Job lock has been one of resulting problems with the way Americans currently purchase health insurance.  Because the individual market is so expensive, and because many people would have pre-existing conditions that would have excluded them from purchasing a new insurance plan, many people stay at jobs they do not like.

So, with the ability to purchase insurance in the marketplace with no exclusions due to pre-existing conditions it is predicted that more people will change jobs and even pursue new entrepreneurial ventures.  This is detailed in a new report from the Robert Wood Johnson Foundation, the Urban Institute and Georgetown University’s Health Policy Institute. The number of self-employed people is expected to rise by 1.5 million — a relative increase of more than 11 percent — as a direct result of the health care overhaul.

Delaying the full implementation of the Small Business Marketplaces

Part of the new choices in the world of Obamacare are going to be marketplaces (SHoPs) where small businesses  can choose health plans to offer their employees.  Larger purchasing pools are expected to make the costs of offering insurance to employees of those businesses much more affordable.

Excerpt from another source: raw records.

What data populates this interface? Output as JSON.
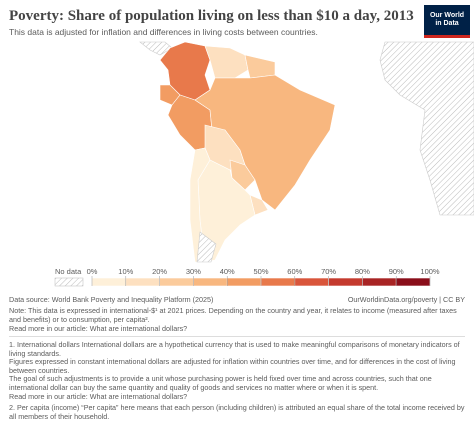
{
  "header": {
    "title": "Poverty: Share of population living on less than $10 a day, 2013",
    "subtitle": "This data is adjusted for inflation and differences in living costs between countries.",
    "logo": [
      "Our World",
      "in Data"
    ]
  },
  "legend": {
    "no_data": "No data",
    "ticks": [
      {
        "value": 0,
        "label": "0%"
      },
      {
        "value": 10,
        "label": "10%"
      },
      {
        "value": 20,
        "label": "20%"
      },
      {
        "value": 30,
        "label": "30%"
      },
      {
        "value": 40,
        "label": "40%"
      },
      {
        "value": 50,
        "label": "50%"
      },
      {
        "value": 60,
        "label": "60%"
      },
      {
        "value": 70,
        "label": "70%"
      },
      {
        "value": 80,
        "label": "80%"
      },
      {
        "value": 90,
        "label": "90%"
      },
      {
        "value": 100,
        "label": "100%"
      }
    ],
    "colors": [
      "#fef0d9",
      "#fde0c0",
      "#fbcb9c",
      "#f8b77f",
      "#f29c62",
      "#e8794b",
      "#d9553b",
      "#c43a2e",
      "#a82424",
      "#8a0e1a"
    ]
  },
  "footer": {
    "source": "Data source: World Bank Poverty and Inequality Platform (2025)",
    "url": "OurWorldinData.org/poverty | CC BY",
    "note": "Note: This data is expressed in international-$¹ at 2021 prices. Depending on the country and year, it relates to income (measured after taxes and benefits) or to consumption, per capita².",
    "read_more": "Read more in our article: What are international dollars?",
    "footnotes": [
      "1. International dollars International dollars are a hypothetical currency that is used to make meaningful comparisons of monetary indicators of living standards.",
      "Figures expressed in constant international dollars are adjusted for inflation within countries over time, and for differences in the cost of living between countries.",
      "The goal of such adjustments is to provide a unit whose purchasing power is held fixed over time and across countries, such that one international dollar can buy the same quantity and quality of goods and services no matter where or when it is spent.",
      "Read more in our article: What are international dollars?",
      "2. Per capita (income) “Per capita” here means that each person (including children) is attributed an equal share of the total income received by all members of their household."
    ]
  }
}
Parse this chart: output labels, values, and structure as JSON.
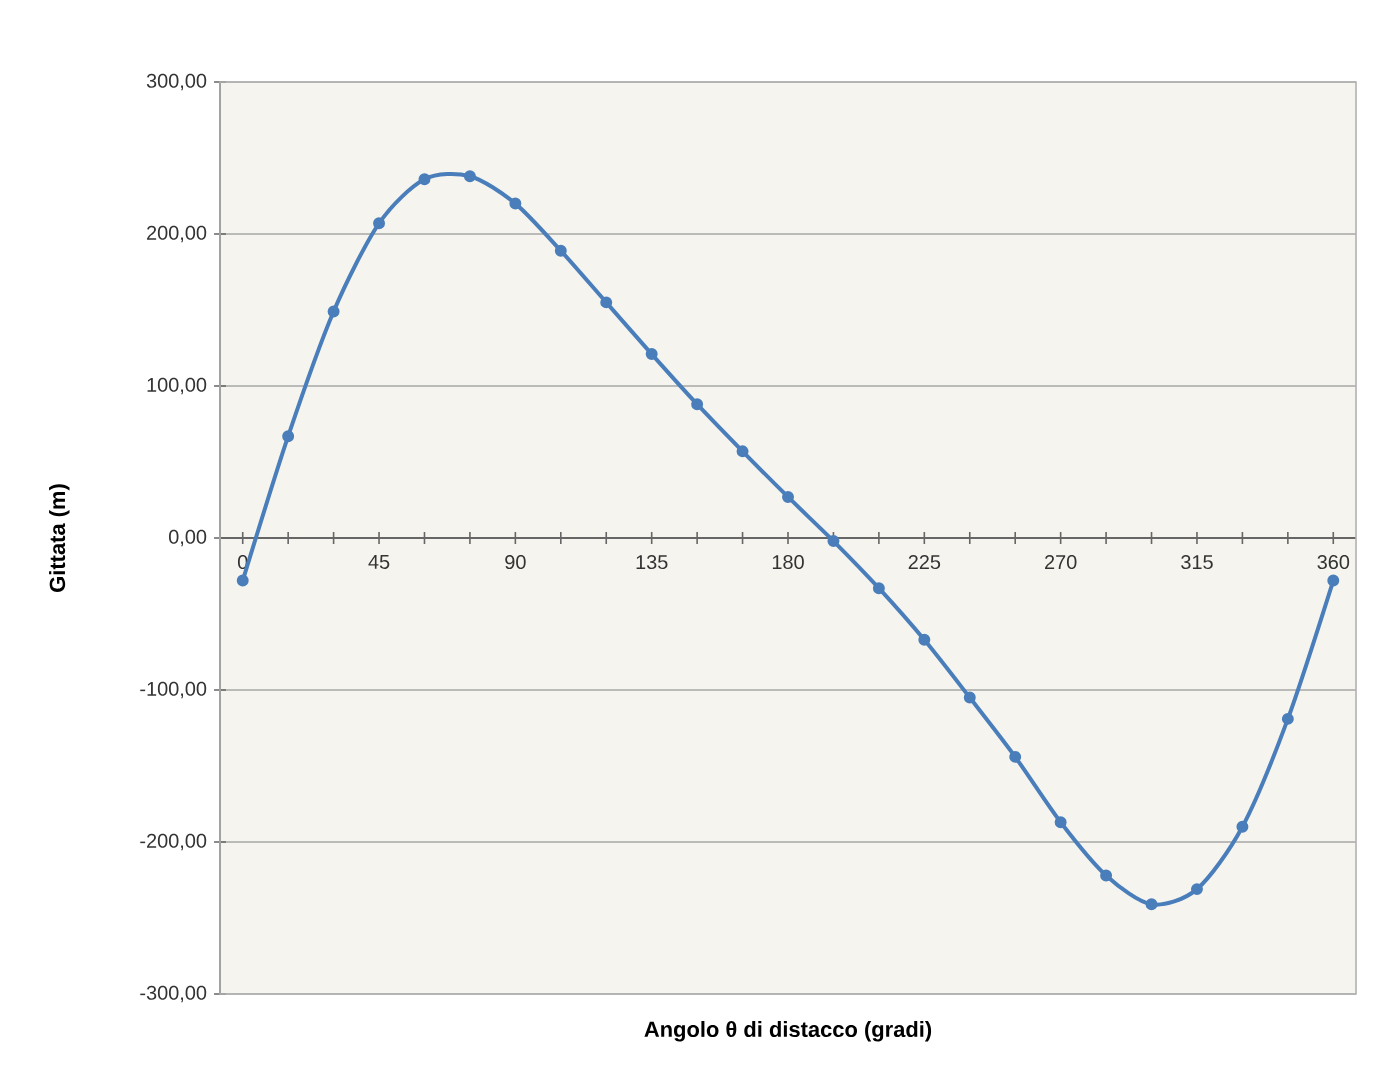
{
  "chart_data": {
    "type": "line",
    "xlabel": "Angolo θ di distacco (gradi)",
    "ylabel": "Gittata (m)",
    "x": [
      0,
      15,
      30,
      45,
      60,
      75,
      90,
      105,
      120,
      135,
      150,
      165,
      180,
      195,
      210,
      225,
      240,
      255,
      270,
      285,
      300,
      315,
      330,
      345,
      360
    ],
    "series": [
      {
        "color": "#4a7ebb",
        "values": [
          -28,
          67,
          149,
          207,
          236,
          238,
          220,
          189,
          155,
          121,
          88,
          57,
          27,
          -2,
          -33,
          -67,
          -105,
          -144,
          -187,
          -222,
          -241,
          -231,
          -190,
          -119,
          -28
        ]
      }
    ],
    "xlim": [
      -7.5,
      367.5
    ],
    "xticks": [
      0,
      {
        "value": 15,
        "label": null
      },
      {
        "value": 30,
        "label": null
      },
      45,
      {
        "value": 60,
        "label": null
      },
      {
        "value": 75,
        "label": null
      },
      90,
      {
        "value": 105,
        "label": null
      },
      {
        "value": 120,
        "label": null
      },
      135,
      {
        "value": 150,
        "label": null
      },
      {
        "value": 165,
        "label": null
      },
      180,
      {
        "value": 195,
        "label": null
      },
      {
        "value": 210,
        "label": null
      },
      225,
      {
        "value": 240,
        "label": null
      },
      {
        "value": 255,
        "label": null
      },
      270,
      {
        "value": 285,
        "label": null
      },
      {
        "value": 300,
        "label": null
      },
      315,
      {
        "value": 330,
        "label": null
      },
      {
        "value": 345,
        "label": null
      },
      360
    ],
    "ylim": [
      -300,
      300
    ],
    "yticks": [
      {
        "value": -300,
        "label": "-300,00"
      },
      {
        "value": -200,
        "label": "-200,00"
      },
      {
        "value": -100,
        "label": "-100,00"
      },
      {
        "value": 0,
        "label": "0,00"
      },
      {
        "value": 100,
        "label": "100,00"
      },
      {
        "value": 200,
        "label": "200,00"
      },
      {
        "value": 300,
        "label": "300,00"
      }
    ],
    "grid": "y",
    "marker": "circle",
    "line_style": "solid"
  }
}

Unfortunately there is going to be delay in when those SHoPs get launched.  The federal government has been mightily distracted by the unexpected task of having to set up marketplaces in over half of the states, Kansas being one of them, where Governors have decided to let the feds negotiate with state health insurance plans.

This article in the Washington Post details the specifics of what and when to expect that small business marketplace to get up and running.